Nine young men from Sydney and Melbourne joined the Jesuits for a discernment retreat at St Peter Canisius House in Pymble earlier this month.
The three-day retreat, from 7 to 9 July, included a series of talks on key Ignatian themes such as desires, discernment and coming to a decision. Participants were also led through guided meditation on the gospels and the Ignatian Examen prayer.
Three Jesuits – a priest, a brother and a scholastic – shared their vocations stories, talking about how they arrived at a decision to enter religious life. There was also an opportunity for individual conversation with Jesuits.
Four of the participants were former students of St Aloysius’ College, in Milsons Point, the Jesuit school on Sydney’s lower North Shore.
One of them, Peter Slaven, who graduated from St Aloysius’ in 2016, said the retreat helped him better look to the future.
‘I feel as though instead of dwelling and panicking over what to make of my future, I am able to ask myself the appropriate questions, sit with them, interpret them, and thus reason with them effectively’, he said.
‘I also went out and bought a journal, and am keen to rip in.’
Sydney University student James Browning said while Ignatius was famously led to his vocation after being injured by a cannonball at Pamplona, not all vocation stories are so dramatic.
‘The retreat helped me realise that learning of your vocation isn’t necessarily a “cannonball” experience – it’s a process that requires active participation in your relationships and environment’, he said.

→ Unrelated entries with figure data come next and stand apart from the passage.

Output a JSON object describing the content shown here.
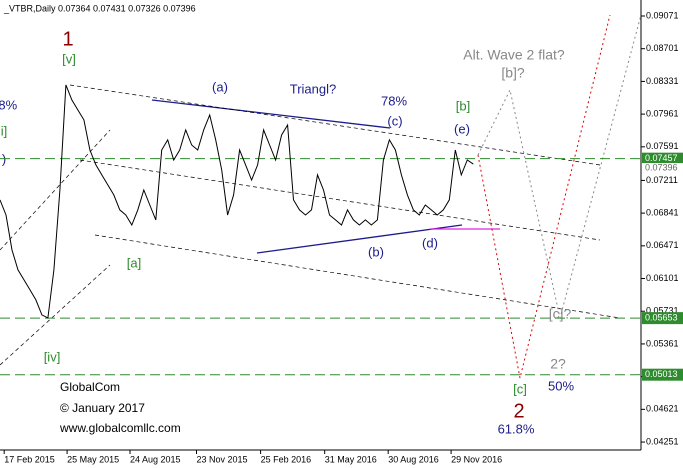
{
  "header": "_VTBR,Daily  0.07364 0.07431 0.07326 0.07396",
  "chart_data": {
    "type": "line",
    "color": "#000000",
    "values": [
      0.0699,
      0.0682,
      0.06424,
      0.06198,
      0.06085,
      0.05972,
      0.05859,
      0.05689,
      0.05655,
      0.06198,
      0.07103,
      0.08291,
      0.08121,
      0.08008,
      0.07895,
      0.07555,
      0.07386,
      0.07273,
      0.0716,
      0.07047,
      0.06877,
      0.0682,
      0.06707,
      0.06877,
      0.07103,
      0.06933,
      0.06764,
      0.07555,
      0.07669,
      0.07442,
      0.07555,
      0.07782,
      0.07612,
      0.07555,
      0.07782,
      0.07951,
      0.07669,
      0.0733,
      0.0682,
      0.07047,
      0.07555,
      0.07386,
      0.07216,
      0.07386,
      0.07782,
      0.07612,
      0.07442,
      0.07725,
      0.07838,
      0.0699,
      0.06877,
      0.0682,
      0.06877,
      0.07273,
      0.07103,
      0.0682,
      0.06764,
      0.06707,
      0.06877,
      0.06764,
      0.06707,
      0.06764,
      0.06707,
      0.06764,
      0.07442,
      0.07669,
      0.07555,
      0.07273,
      0.07047,
      0.06877,
      0.0682,
      0.06933,
      0.06877,
      0.0682,
      0.06877,
      0.0699,
      0.07555,
      0.07273,
      0.07442,
      0.07396
    ],
    "xlim": [
      0,
      107
    ],
    "xticks": [
      {
        "value": 0.7,
        "label": "17 Feb 2015"
      },
      {
        "value": 11.2,
        "label": "25 May 2015"
      },
      {
        "value": 21.7,
        "label": "24 Aug 2015"
      },
      {
        "value": 32.8,
        "label": "23 Nov 2015"
      },
      {
        "value": 43.5,
        "label": "25 Feb 2016"
      },
      {
        "value": 54.2,
        "label": "31 May 2016"
      },
      {
        "value": 64.8,
        "label": "30 Aug 2016"
      },
      {
        "value": 75.3,
        "label": "29 Nov 2016"
      }
    ],
    "ylim": [
      0.04161,
      0.09252
    ],
    "yticks": [
      0.09071,
      0.08701,
      0.08331,
      0.07961,
      0.07591,
      0.07211,
      0.06841,
      0.06471,
      0.06101,
      0.05731,
      0.05361,
      0.04991,
      0.04621,
      0.04251
    ],
    "levels": [
      {
        "value": 0.07457,
        "color": "#2e8b2e"
      },
      {
        "value": 0.05653,
        "color": "#2e8b2e"
      },
      {
        "value": 0.05013,
        "color": "#2e8b2e"
      }
    ],
    "last_price": 0.07396
  },
  "annotations": [
    "1",
    "[v]",
    ".8%",
    "i]",
    ")",
    "(a)",
    "Triangl?",
    "78%",
    "[b]",
    "(c)",
    "(e)",
    "Alt. Wave 2 flat?",
    "[b]?",
    "[a]",
    "(b)",
    "(d)",
    "[c]?",
    "2?",
    "50%",
    "[iv]",
    "[c]",
    "2",
    "61.8%"
  ],
  "watermark": [
    "GlobalCom",
    "© January 2017",
    "www.globalcomllc.com"
  ]
}
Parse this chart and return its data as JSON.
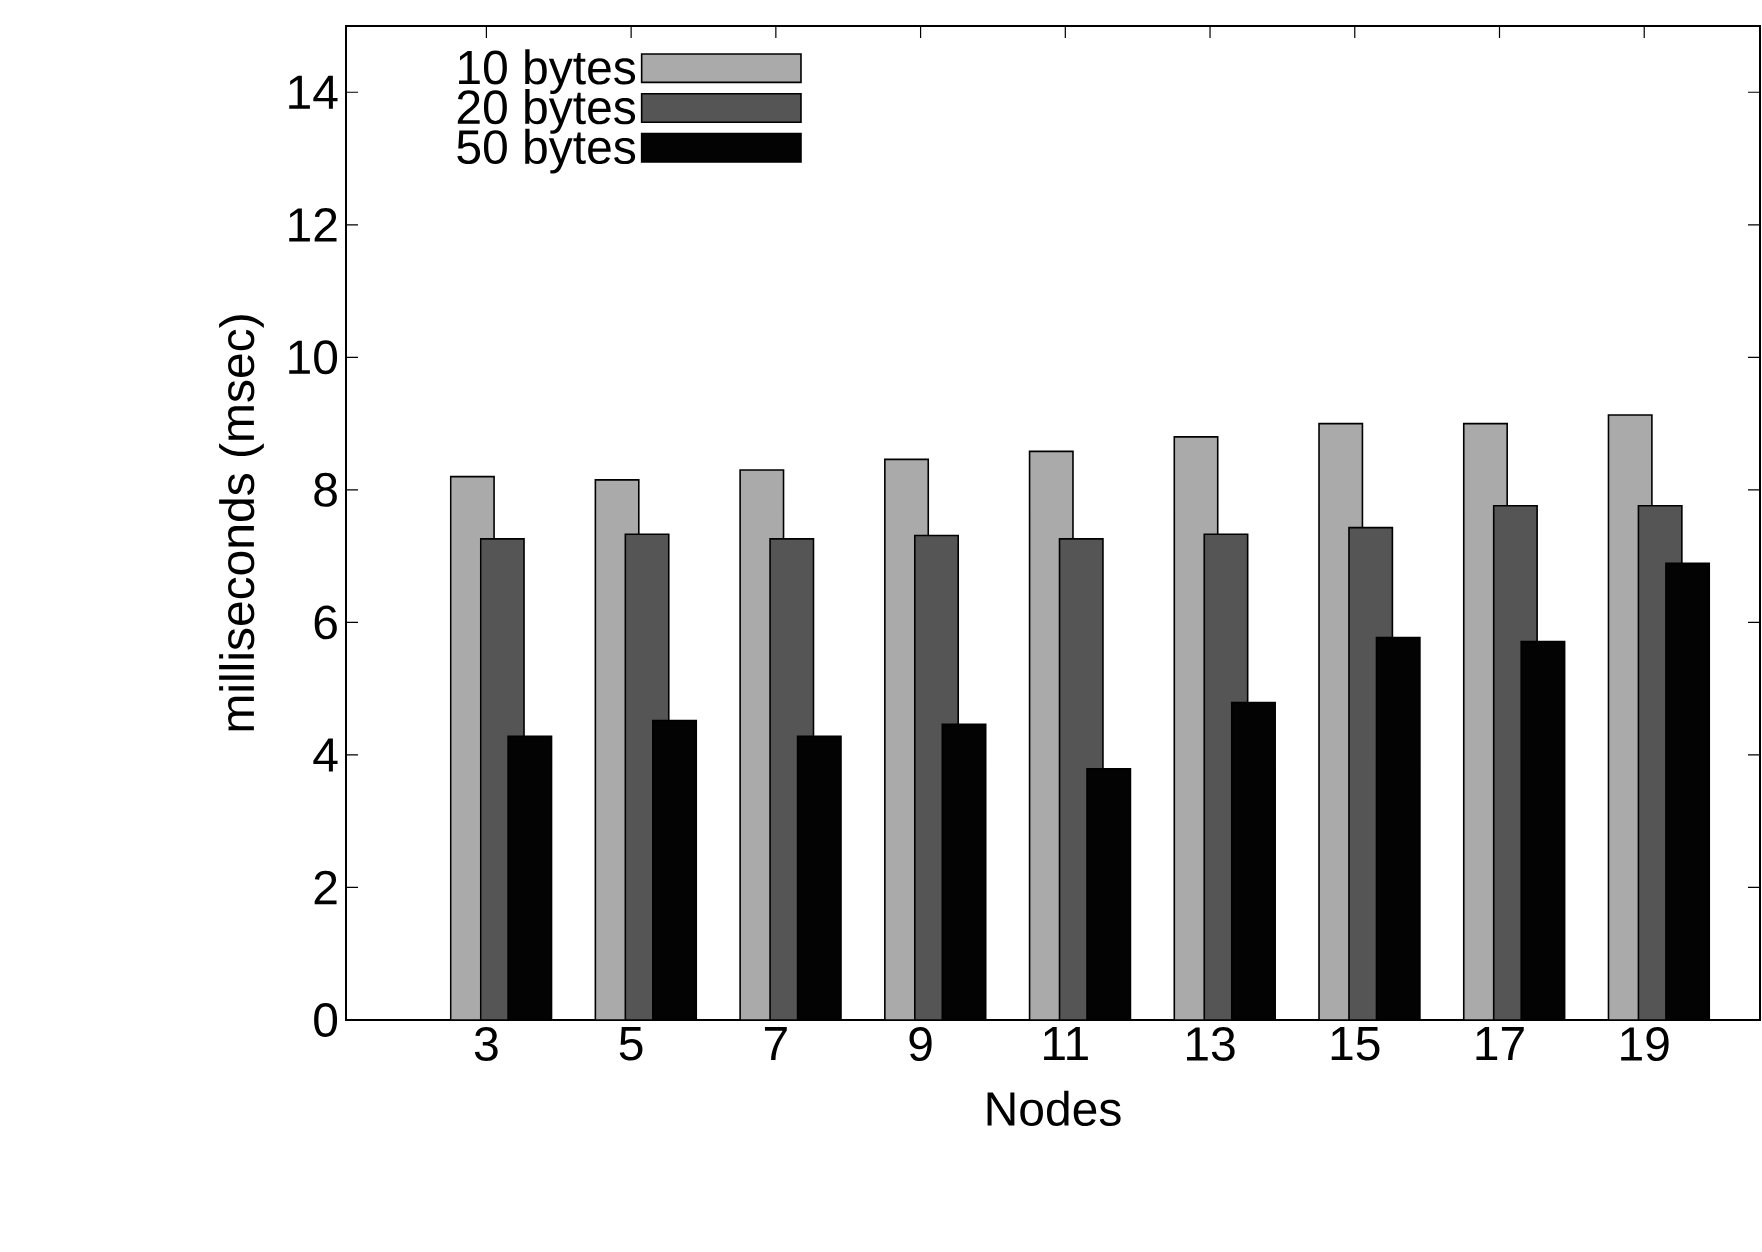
{
  "chart_data": {
    "type": "bar",
    "xlabel": "Nodes",
    "ylabel": "milliseconds (msec)",
    "categories": [
      "3",
      "5",
      "7",
      "9",
      "11",
      "13",
      "15",
      "17",
      "19"
    ],
    "series": [
      {
        "name": "10 bytes",
        "color": "#aaaaaa",
        "values": [
          8.2,
          8.15,
          8.3,
          8.46,
          8.58,
          8.8,
          9.0,
          9.0,
          9.13
        ]
      },
      {
        "name": "20 bytes",
        "color": "#555555",
        "values": [
          7.26,
          7.33,
          7.26,
          7.31,
          7.26,
          7.33,
          7.43,
          7.76,
          7.76
        ]
      },
      {
        "name": "50 bytes",
        "color": "#030303",
        "values": [
          4.28,
          4.52,
          4.28,
          4.46,
          3.79,
          4.79,
          5.77,
          5.71,
          6.89
        ]
      }
    ],
    "ylim": [
      0,
      15
    ],
    "yticks": [
      0,
      2,
      4,
      6,
      8,
      10,
      12,
      14
    ],
    "grid": false,
    "legend": "top left"
  }
}
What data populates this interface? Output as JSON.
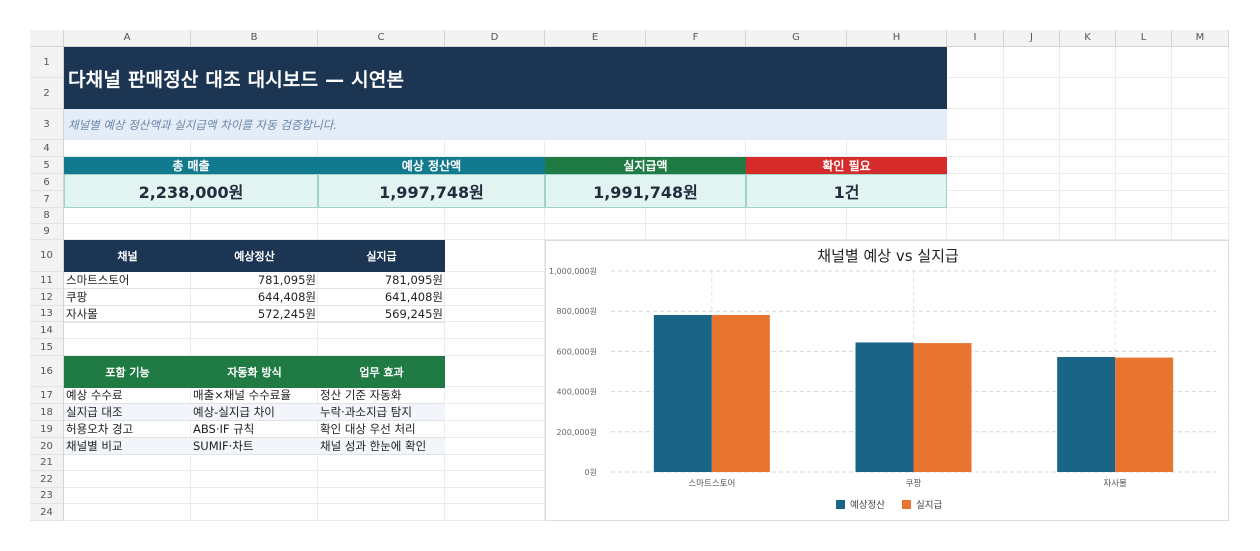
{
  "sheet": {
    "columns": [
      "A",
      "B",
      "C",
      "D",
      "E",
      "F",
      "G",
      "H",
      "I",
      "J",
      "K",
      "L",
      "M"
    ],
    "rows": [
      "1",
      "2",
      "3",
      "4",
      "5",
      "6",
      "7",
      "8",
      "9",
      "10",
      "11",
      "12",
      "13",
      "14",
      "15",
      "16",
      "17",
      "18",
      "19",
      "20",
      "21",
      "22",
      "23",
      "24"
    ]
  },
  "title": "다채널 판매정산 대조 대시보드 — 시연본",
  "subtitle": "채널별 예상 정산액과 실지급액 차이를 자동 검증합니다.",
  "kpis": [
    {
      "label": "총 매출",
      "value": "2,238,000원",
      "color": "#127a8f"
    },
    {
      "label": "예상 정산액",
      "value": "1,997,748원",
      "color": "#127a8f"
    },
    {
      "label": "실지급액",
      "value": "1,991,748원",
      "color": "#1f7a44"
    },
    {
      "label": "확인 필요",
      "value": "1건",
      "color": "#d62b2b"
    }
  ],
  "channel_table": {
    "headers": [
      "채널",
      "예상정산",
      "실지급"
    ],
    "rows": [
      [
        "스마트스토어",
        "781,095원",
        "781,095원"
      ],
      [
        "쿠팡",
        "644,408원",
        "641,408원"
      ],
      [
        "자사몰",
        "572,245원",
        "569,245원"
      ]
    ],
    "header_color": "#1b3553"
  },
  "feature_table": {
    "headers": [
      "포함 기능",
      "자동화 방식",
      "업무 효과"
    ],
    "rows": [
      [
        "예상 수수료",
        "매출×채널 수수료율",
        "정산 기준 자동화"
      ],
      [
        "실지급 대조",
        "예상-실지급 차이",
        "누락·과소지급 탐지"
      ],
      [
        "허용오차 경고",
        "ABS·IF 규칙",
        "확인 대상 우선 처리"
      ],
      [
        "채널별 비교",
        "SUMIF·차트",
        "채널 성과 한눈에 확인"
      ]
    ],
    "header_color": "#1f7a44"
  },
  "chart_data": {
    "type": "bar",
    "title": "채널별 예상 vs 실지급",
    "categories": [
      "스마트스토어",
      "쿠팡",
      "자사몰"
    ],
    "series": [
      {
        "name": "예상정산",
        "values": [
          781095,
          644408,
          572245
        ],
        "color": "#1a6487"
      },
      {
        "name": "실지급",
        "values": [
          781095,
          641408,
          569245
        ],
        "color": "#e8752f"
      }
    ],
    "ylim": [
      0,
      1000000
    ],
    "y_ticks": [
      "0원",
      "200,000원",
      "400,000원",
      "600,000원",
      "800,000원",
      "1,000,000원"
    ],
    "y_tick_values": [
      0,
      200000,
      400000,
      600000,
      800000,
      1000000
    ],
    "grid": true,
    "legend": "bottom"
  }
}
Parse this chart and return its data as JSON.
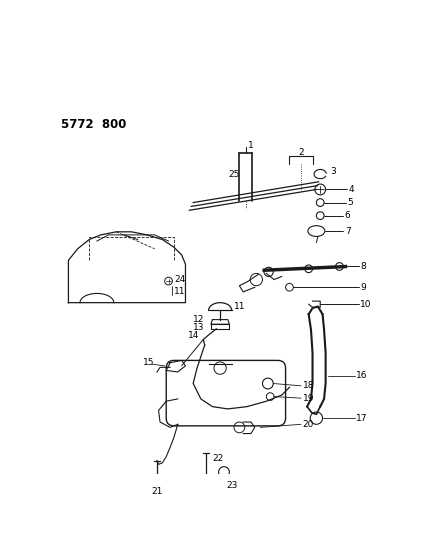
{
  "title": "5772  800",
  "bg_color": "#ffffff",
  "line_color": "#1a1a1a",
  "figsize": [
    4.28,
    5.33
  ],
  "dpi": 100
}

Asked how the retreat made a difference to his outlook, he responded, ‘I’d say I’m far more relaxed about my future, and have the tools to discern the meaning behind what I will encounter in the near future.’
During the 2016 meeting with the Jesuits in Poland ahead of the 2016 World Youth Day in Krakow, the Pope told the Jesuits, ‘The church today needs to grow in the ability of spiritual discernment.’
The Jesuit Vocations Ministry in Australia seeks to develop a culture of discernment among young people through spiritual accompaniment. This focus is especially important in the light of next year’s Synod of Bishop’s focus on young people living a purposeful life.